Cutaneous leishmaniasis is more widely distributed and occurs in Central
America, northern South America, northern Africa, the Middle East, and
scattered portions of southern Europe. Cutaneous infection presents as painless
skin lesions localized to exposed parts of the body that are accessible to sandflies
(e.g., extremities, face). The incubation period is approximately 1 month. The
skin lesions initially present as erythematous papules, which evolve into nodules
and then to shallow volcano-like ulcerative lesions that are locally destructive
and have associated localized lymphadenopathy. Mucosal infection may occur
simultaneously or months to years after a cutaneous lesion heals. Parasites may
extend into the nasopharyngeal mucosa and cause nasal congestion. The
infection may continue to spread to the buccal mucosa and laryngeal membrane.

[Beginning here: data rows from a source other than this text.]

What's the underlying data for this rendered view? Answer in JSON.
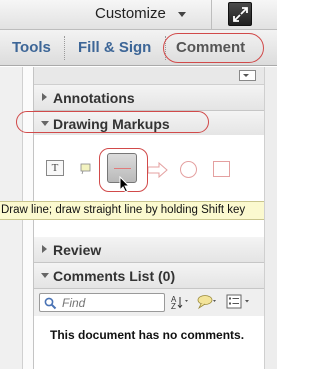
{
  "topbar": {
    "customize_label": "Customize"
  },
  "tabs": {
    "tools": "Tools",
    "fill_sign": "Fill & Sign",
    "comment": "Comment"
  },
  "sections": {
    "annotations": "Annotations",
    "drawing_markups": "Drawing Markups",
    "review": "Review",
    "comments_list": "Comments List (0)"
  },
  "drawing_tools": [
    "text-box-tool-icon",
    "callout-tool-icon",
    "line-tool-icon",
    "arrow-tool-icon",
    "oval-tool-icon",
    "rectangle-tool-icon"
  ],
  "tooltip": {
    "text": "Draw line; draw straight line by holding Shift key"
  },
  "comments": {
    "search_placeholder": "Find",
    "empty_message": "This document has no comments."
  },
  "colors": {
    "tab_blue": "#3d6697",
    "highlight_red": "#d14a4a",
    "tooltip_bg": "#fbf9cf"
  }
}
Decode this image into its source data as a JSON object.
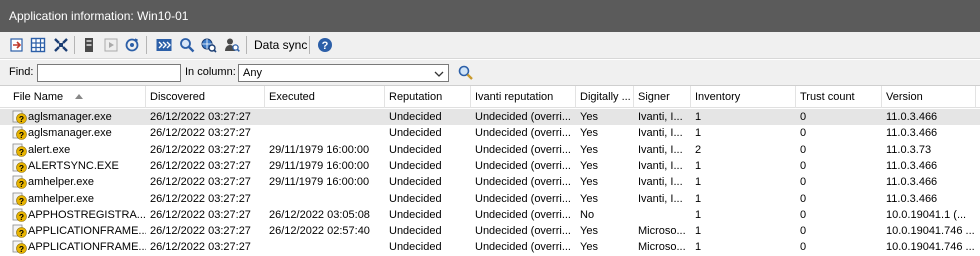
{
  "window": {
    "title": "Application information: Win10-01"
  },
  "toolbar": {
    "buttons": [
      {
        "icon": "export-icon"
      },
      {
        "icon": "grid-icon"
      },
      {
        "icon": "expand-icon"
      },
      {
        "icon": "device-icon"
      },
      {
        "icon": "play-icon"
      },
      {
        "icon": "refresh-icon"
      },
      {
        "icon": "forward-icon"
      },
      {
        "icon": "search-web-icon"
      },
      {
        "icon": "globe-search-icon"
      },
      {
        "icon": "user-search-icon"
      },
      {
        "icon": "help-icon"
      }
    ],
    "data_sync_label": "Data sync"
  },
  "findbar": {
    "find_label": "Find:",
    "find_value": "",
    "in_column_label": "In column:",
    "in_column_value": "Any"
  },
  "columns": [
    "File Name",
    "Discovered",
    "Executed",
    "Reputation",
    "Ivanti reputation",
    "Digitally ...",
    "Signer",
    "Inventory",
    "Trust count",
    "Version"
  ],
  "rows": [
    [
      "aglsmanager.exe",
      "26/12/2022 03:27:27",
      "",
      "Undecided",
      "Undecided (overri...",
      "Yes",
      "Ivanti, I...",
      "1",
      "0",
      "11.0.3.466"
    ],
    [
      "aglsmanager.exe",
      "26/12/2022 03:27:27",
      "",
      "Undecided",
      "Undecided (overri...",
      "Yes",
      "Ivanti, I...",
      "1",
      "0",
      "11.0.3.466"
    ],
    [
      "alert.exe",
      "26/12/2022 03:27:27",
      "29/11/1979 16:00:00",
      "Undecided",
      "Undecided (overri...",
      "Yes",
      "Ivanti, I...",
      "2",
      "0",
      "11.0.3.73"
    ],
    [
      "ALERTSYNC.EXE",
      "26/12/2022 03:27:27",
      "29/11/1979 16:00:00",
      "Undecided",
      "Undecided (overri...",
      "Yes",
      "Ivanti, I...",
      "1",
      "0",
      "11.0.3.466"
    ],
    [
      "amhelper.exe",
      "26/12/2022 03:27:27",
      "29/11/1979 16:00:00",
      "Undecided",
      "Undecided (overri...",
      "Yes",
      "Ivanti, I...",
      "1",
      "0",
      "11.0.3.466"
    ],
    [
      "amhelper.exe",
      "26/12/2022 03:27:27",
      "",
      "Undecided",
      "Undecided (overri...",
      "Yes",
      "Ivanti, I...",
      "1",
      "0",
      "11.0.3.466"
    ],
    [
      "APPHOSTREGISTRA...",
      "26/12/2022 03:27:27",
      "26/12/2022 03:05:08",
      "Undecided",
      "Undecided (overri...",
      "No",
      "",
      "1",
      "0",
      "10.0.19041.1 (..."
    ],
    [
      "APPLICATIONFRAME...",
      "26/12/2022 03:27:27",
      "26/12/2022 02:57:40",
      "Undecided",
      "Undecided (overri...",
      "Yes",
      "Microso...",
      "1",
      "0",
      "10.0.19041.746 ..."
    ],
    [
      "APPLICATIONFRAME...",
      "26/12/2022 03:27:27",
      "",
      "Undecided",
      "Undecided (overri...",
      "Yes",
      "Microso...",
      "1",
      "0",
      "10.0.19041.746 ..."
    ]
  ],
  "selected_row": 0,
  "colors": {
    "titlebar": "#5b5b5b",
    "selection": "#e5e5e5",
    "icon_blue": "#2c5fa8",
    "icon_warning": "#e8b400"
  }
}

Advanced stages of the disease can involve severe tissue necrosis and
disfigurement. The incubation period for visceral leishmaniasis is 2 to 6 months
and the onset of symptoms may be acute or chronic. In sudden-onset cases,
patients develop a persistent high fever, anorexia, a protuberant abdomen, and
wasting of the limbs. Painless splenomegaly is an early finding; while
hepatomegaly is less common, icterus is a marker of poor prognosis.